Working in Prison

sewingIn most prisons inmates are required to hold a job unless they are physically unable. During my 5 years I held many different jobs. I cleaned tables in the cafeteria, worked in the chapel and held the always glamorous job of cleaning toilets. You can also work in the laundry, landscaping, barber shop, and recreation. Federal prisons also have the opportunity to work in UniCor, which produces various good and services delivered specifically to the government. They manufacture clothing for the military, process patents for the patent office, sew clothing for inmates, run print services for government offices and other similar services.

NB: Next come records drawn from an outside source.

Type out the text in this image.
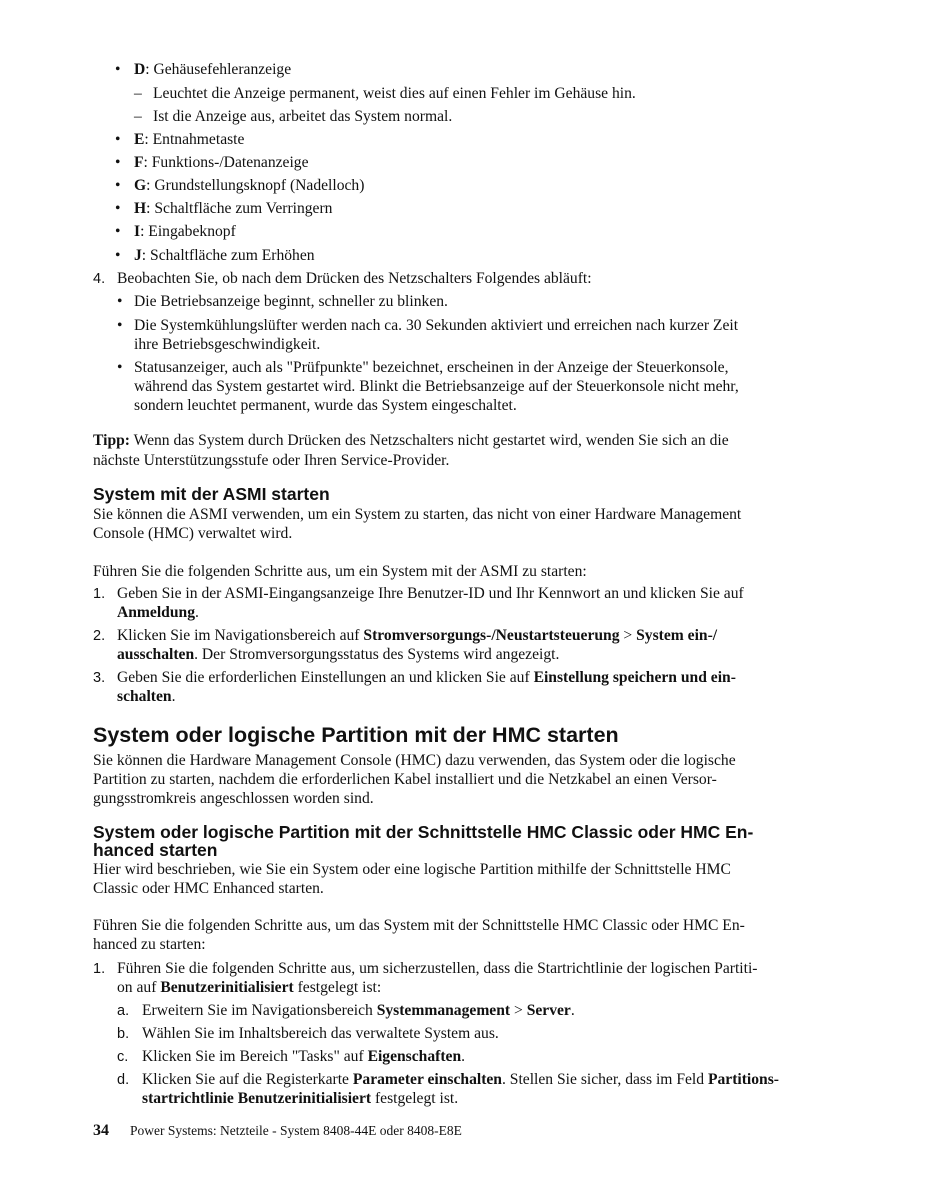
• D: Gehäusefehleranzeige
– Leuchtet die Anzeige permanent, weist dies auf einen Fehler im Gehäuse hin.
– Ist die Anzeige aus, arbeitet das System normal.
• E: Entnahmetaste
• F: Funktions-/Datenanzeige
• G: Grundstellungsknopf (Nadelloch)
• H: Schaltfläche zum Verringern
• I: Eingabeknopf
• J: Schaltfläche zum Erhöhen
4. Beobachten Sie, ob nach dem Drücken des Netzschalters Folgendes abläuft:
• Die Betriebsanzeige beginnt, schneller zu blinken.
• Die Systemkühlungslüfter werden nach ca. 30 Sekunden aktiviert und erreichen nach kurzer Zeit
ihre Betriebsgeschwindigkeit.
• Statusanzeiger, auch als "Prüfpunkte" bezeichnet, erscheinen in der Anzeige der Steuerkonsole,
während das System gestartet wird. Blinkt die Betriebsanzeige auf der Steuerkonsole nicht mehr,
sondern leuchtet permanent, wurde das System eingeschaltet.
Tipp: Wenn das System durch Drücken des Netzschalters nicht gestartet wird, wenden Sie sich an die
nächste Unterstützungsstufe oder Ihren Service-Provider.
System mit der ASMI starten
Sie können die ASMI verwenden, um ein System zu starten, das nicht von einer Hardware Management
Console (HMC) verwaltet wird.
Führen Sie die folgenden Schritte aus, um ein System mit der ASMI zu starten:
1. Geben Sie in der ASMI-Eingangsanzeige Ihre Benutzer-ID und Ihr Kennwort an und klicken Sie auf
Anmeldung.
2. Klicken Sie im Navigationsbereich auf Stromversorgungs-/Neustartsteuerung > System ein-/
ausschalten. Der Stromversorgungsstatus des Systems wird angezeigt.
3. Geben Sie die erforderlichen Einstellungen an und klicken Sie auf Einstellung speichern und ein-
schalten.
System oder logische Partition mit der HMC starten
Sie können die Hardware Management Console (HMC) dazu verwenden, das System oder die logische
Partition zu starten, nachdem die erforderlichen Kabel installiert und die Netzkabel an einen Versor-
gungsstromkreis angeschlossen worden sind.
System oder logische Partition mit der Schnittstelle HMC Classic oder HMC En-
hanced starten
Hier wird beschrieben, wie Sie ein System oder eine logische Partition mithilfe der Schnittstelle HMC
Classic oder HMC Enhanced starten.
Führen Sie die folgenden Schritte aus, um das System mit der Schnittstelle HMC Classic oder HMC En-
hanced zu starten:
1. Führen Sie die folgenden Schritte aus, um sicherzustellen, dass die Startrichtlinie der logischen Partiti-
on auf Benutzerinitialisiert festgelegt ist:
a. Erweitern Sie im Navigationsbereich Systemmanagement > Server.
b. Wählen Sie im Inhaltsbereich das verwaltete System aus.
c. Klicken Sie im Bereich "Tasks" auf Eigenschaften.
d. Klicken Sie auf die Registerkarte Parameter einschalten. Stellen Sie sicher, dass im Feld Partitions-
startrichtlinie Benutzerinitialisiert festgelegt ist.
34 Power Systems: Netzteile - System 8408-44E oder 8408-E8E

Pay for non-UniCor jobs ranges from about $5 to $200 month (starting at about 15 cents an hour) depending on the job. The most desirable jobs with the best pay are in the commissary and cooking in the kitchen. In Unicor, you can make up to $300 or so a month. As the cost of phone is up to 26 cents per minute (around $70/month) and use of email is 5 cents per minute, the money can disappear quickly.

I recommend finding a job as soon as you hit the compound. It takes time and effort to get into a good position, but it is possible. You will need to get to know the corrections officer in charge of that work detail and show up regularly and persistently to demonstrate your reliability and dependability. It also helps to get to know the head orderly on the detail as they tend to have some say in who is hired. At times, it is possible to pay a little homage to them with some ice cream or something to grease the skids a little.

Ultimately, work helped me learn some discipline and humility. It taught me to serve others and not get caught up in my own pride. It also helped me stay busy and active. God used the time to teach me lessons I didn’t learn when I should have learned them earlier in life.  I tried to live by Colossians 3:23  – “Work willingly at whatever you do, as though you were working for the Lord rather than for people.”